Chunking: Most Underestimated Stage

RAG quality determined by chunk quality. Bad chunking kills accuracy regardless of model.

Fixed chunking (by 500 characters)—don't. Breaks sentences, loses paragraph context.

Semantic chunking—split by semantic boundaries (headers, paragraphs, sentences). Works by default for Markdown and HTML. Library LangChain4j on Java/Kotlin provides RecursiveCharacterTextSplitter with delimiters ["\n\n", "\n", ". "]—correct approach.

Overlap—10–20% between chunks: last 50–100 tokens of previous chunk included in next's start. Preserves context on boundaries.

Optimal chunk size depends on document type: technical docs—300–500 tokens, legal texts—500–800 tokens, FAQ—one chunk = one Q&A.

Embeddings: Model Choice

Model Dimension Context Cost Best For
text-embedding-3-small 1536 8192 Cheap General content
text-embedding-3-large 3072 8192 Medium Technical docs
nomic-embed-text 768 8192 Free (self-host) Private data
multilingual-e5-large 1024 512 Free (self-host) Multilingual

For mobile app with sensitive data—self-hosted model. OpenAI Embeddings sends docs to OpenAI servers.
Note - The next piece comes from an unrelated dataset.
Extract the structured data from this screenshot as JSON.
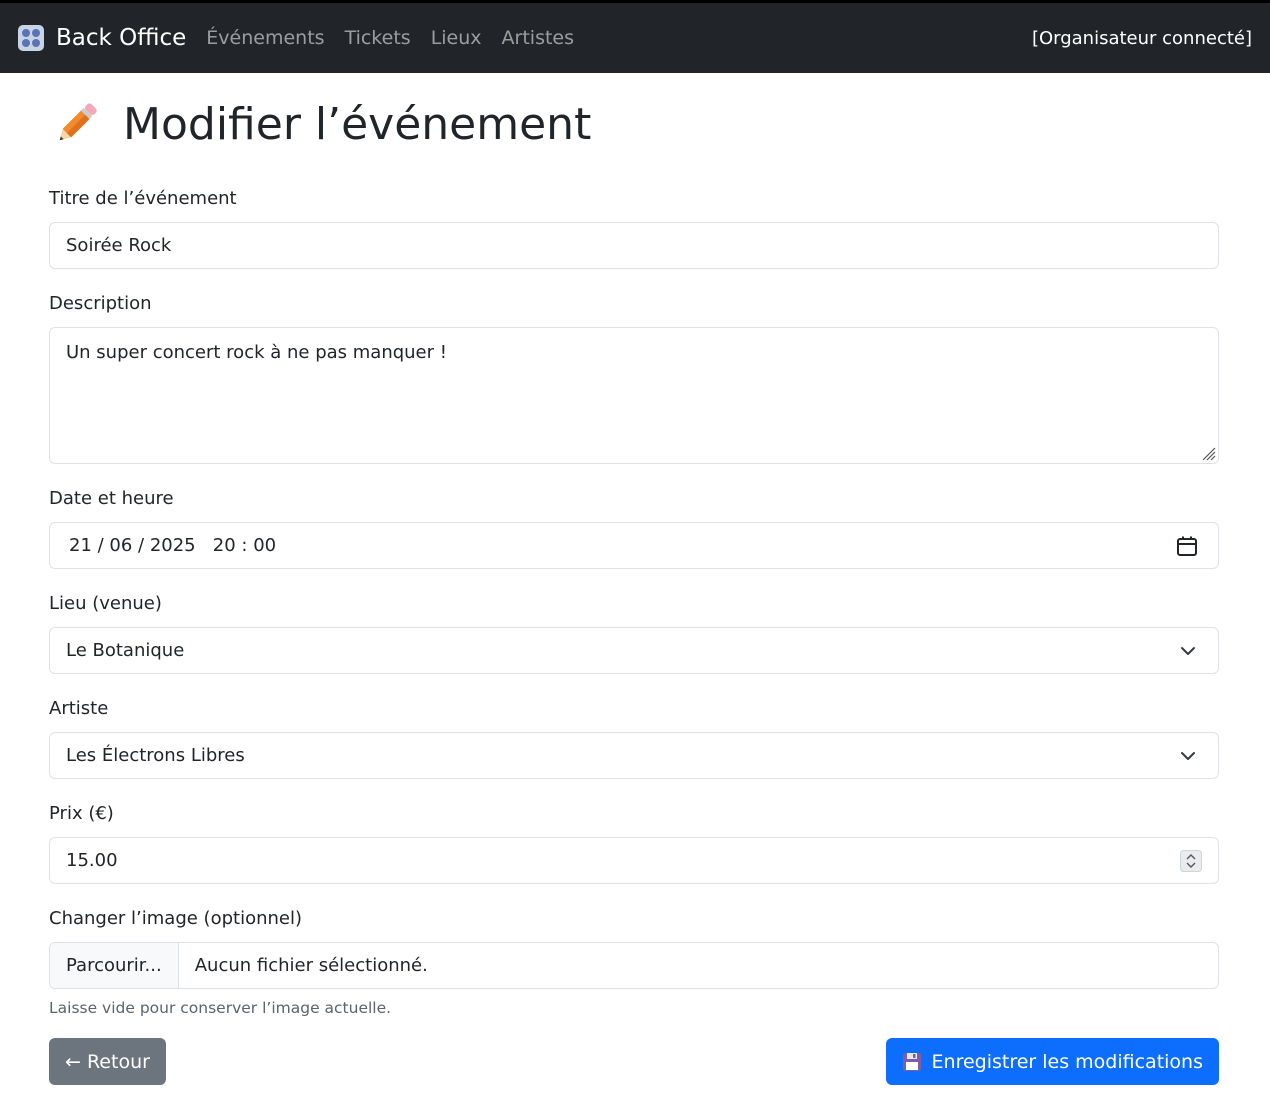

Retrieval: What Really Affects Quality

Hybrid search—combining vector search and BM25 (keyword search) gives better results than vector alone. Pgvector + pg_trgm allow doing this in PostgreSQL without separate infrastructure.

Reranking—after vectorsearch take top-20 results, run through cross-encoder model (cross-encoder/ms-marco-MiniLM-L-6-v2), return top-5. Significantly improves relevance. Cohere Rerank API—if don't want self-hosted model.

Metadata filtering—if documents have metadata (date, section, language, document type), filter by them before vector search. Searching vectors among 10 thousand relevant chunks instead million—faster and more accurate.

Prompt Formation with Context

System: You are product assistant. Answer ONLY based on provided context.
If answer not in context—say so directly.

Context:
[Chunk 1]: <text>
[Chunk 2]: <text>
[Chunk 3]: <text>

User: How to set up two-factor authentication?

Indicating sources—good practice. On mobile show list of chunks/documents under answer: user can verify where info comes from. Reduces hallucination risk and increases trust.

Mobile UI for RAG Bot

Answer rendering specifics:

  • Stream via SSE—answer appears gradually
  • Sources under answer (collapsible list)
  • "Searching knowledge base" indicator during Retrieval (100–300 ms)
  • "Didn't find answer" button for escalation to operator

Flutter: flutter_markdown for answer rendering, custom widget for sources. iOS: UILabel with NSAttributedString or UITextView + WKWebView for Markdown. Android: Markwon—best Markdown renderer for RecyclerView.

Stages and Timeline

Audit document corpus → design indexing schema → choose vector DB → implement ingestion pipeline → configure hybrid search + reranking → integrate with LLM → mobile chat UI with sources → evaluate quality (RAGAS or manual) → iterate on prompts and chunking.

Basic RAG bot with simple documentation—3–5 weeks. Production system with hybrid search, reranking, multilinguality, quality evaluation—8–12 weeks.